Re: [Condor-users] Having trouble with installation

I forgot to mention that there is nothing suspicious in any log file, and there is no StartLog on either machine.


On Wed, Jan 11, 2012 at 10:04 PM, Jordan Perr-Sauer <perr@xxxxxxxxxx> wrote:

I am trying to install Condor on some machines on my network and am running into a problem. I currently have one master node (on a unix box) and two worker nodes (one unix box and one windows box). I installed condor 4.6 "stable" from the deb package and msi package. I'm focusing on the two unix machines for now, even though neither platform is working.

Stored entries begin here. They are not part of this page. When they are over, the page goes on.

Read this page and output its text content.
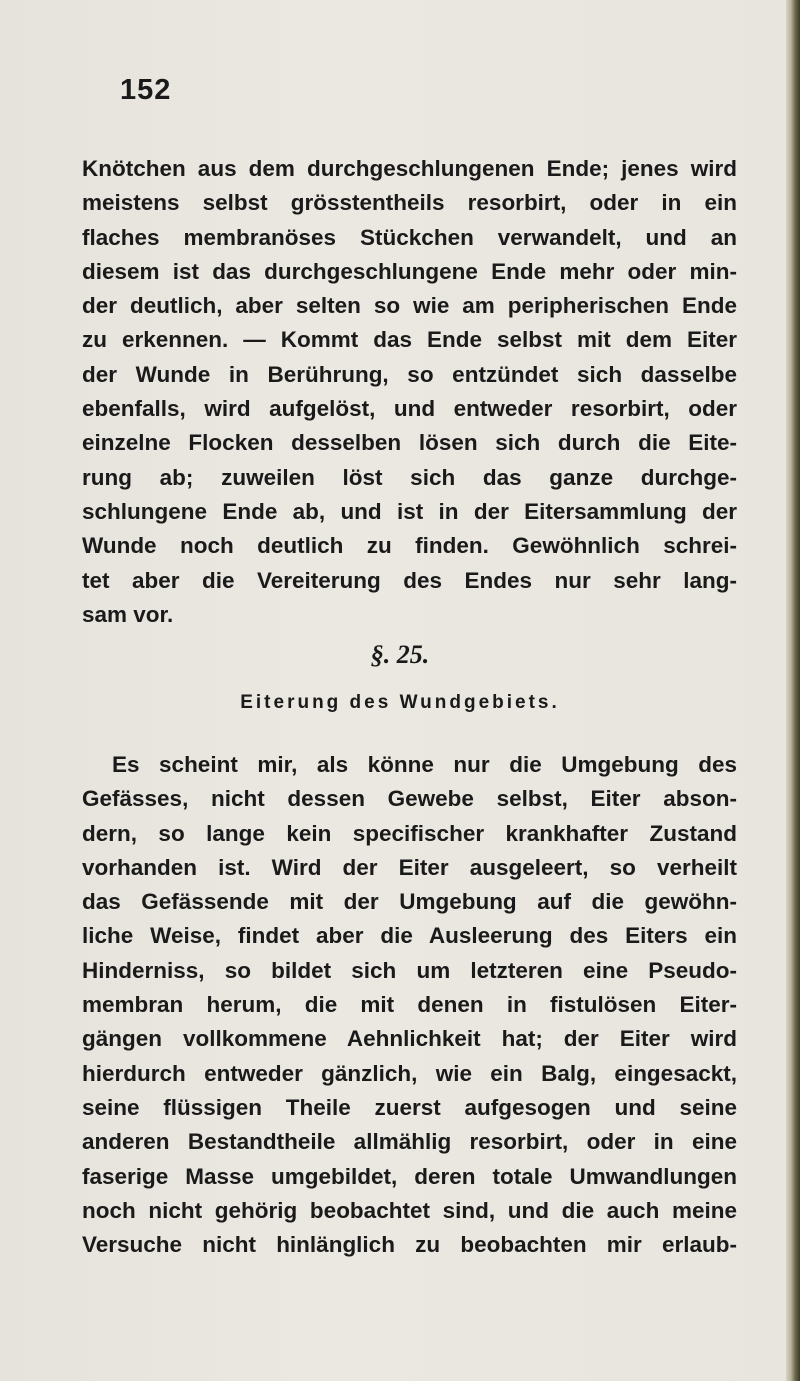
152
Knötchen aus dem durchgeschlungenen Ende; jenes wird
meistens selbst grösstentheils resorbirt, oder in ein
flaches membranöses Stückchen verwandelt, und an
diesem ist das durchgeschlungene Ende mehr oder min-
der deutlich, aber selten so wie am peripherischen Ende
zu erkennen. — Kommt das Ende selbst mit dem Eiter
der Wunde in Berührung, so entzündet sich dasselbe
ebenfalls, wird aufgelöst, und entweder resorbirt, oder
einzelne Flocken desselben lösen sich durch die Eite-
rung ab; zuweilen löst sich das ganze durchge-
schlungene Ende ab, und ist in der Eitersammlung der
Wunde noch deutlich zu finden. Gewöhnlich schrei-
tet aber die Vereiterung des Endes nur sehr lang-
sam vor.
§. 25.
Eiterung des Wundgebiets.
Es scheint mir, als könne nur die Umgebung des
Gefässes, nicht dessen Gewebe selbst, Eiter abson-
dern, so lange kein specifischer krankhafter Zustand
vorhanden ist. Wird der Eiter ausgeleert, so verheilt
das Gefässende mit der Umgebung auf die gewöhn-
liche Weise, findet aber die Ausleerung des Eiters ein
Hinderniss, so bildet sich um letzteren eine Pseudo-
membran herum, die mit denen in fistulösen Eiter-
gängen vollkommene Aehnlichkeit hat; der Eiter wird
hierdurch entweder gänzlich, wie ein Balg, eingesackt,
seine flüssigen Theile zuerst aufgesogen und seine
anderen Bestandtheile allmählig resorbirt, oder in eine
faserige Masse umgebildet, deren totale Umwandlungen
noch nicht gehörig beobachtet sind, und die auch meine
Versuche nicht hinlänglich zu beobachten mir erlaub-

I can't seem to get the master node to "see" the available slots on the worker node. When I run condor_status from either machine with the configuration specified below, nothing is printed. When I add the STARTD daemon to the master node (for testing) then condor_status shows the two slots available on the master node (I can run condor_status from either machine).

Is there any obvious reason why the master node can't see the STARTD daemon on the worker node? I believe that all ports are open, I can reach the master node from the worker using ping, and I have double checked the CONDOR_HOST value in the configuration files.

Secondly, I am confused as to how one enables security features with Condor. I was never prompted for a cluster or computing pool password during installation. This worries me. I read through the security section of the manual, but it is unclear to me what I must do to secure the cluster. I would ideally like to enable all security features, as I can not trust the network.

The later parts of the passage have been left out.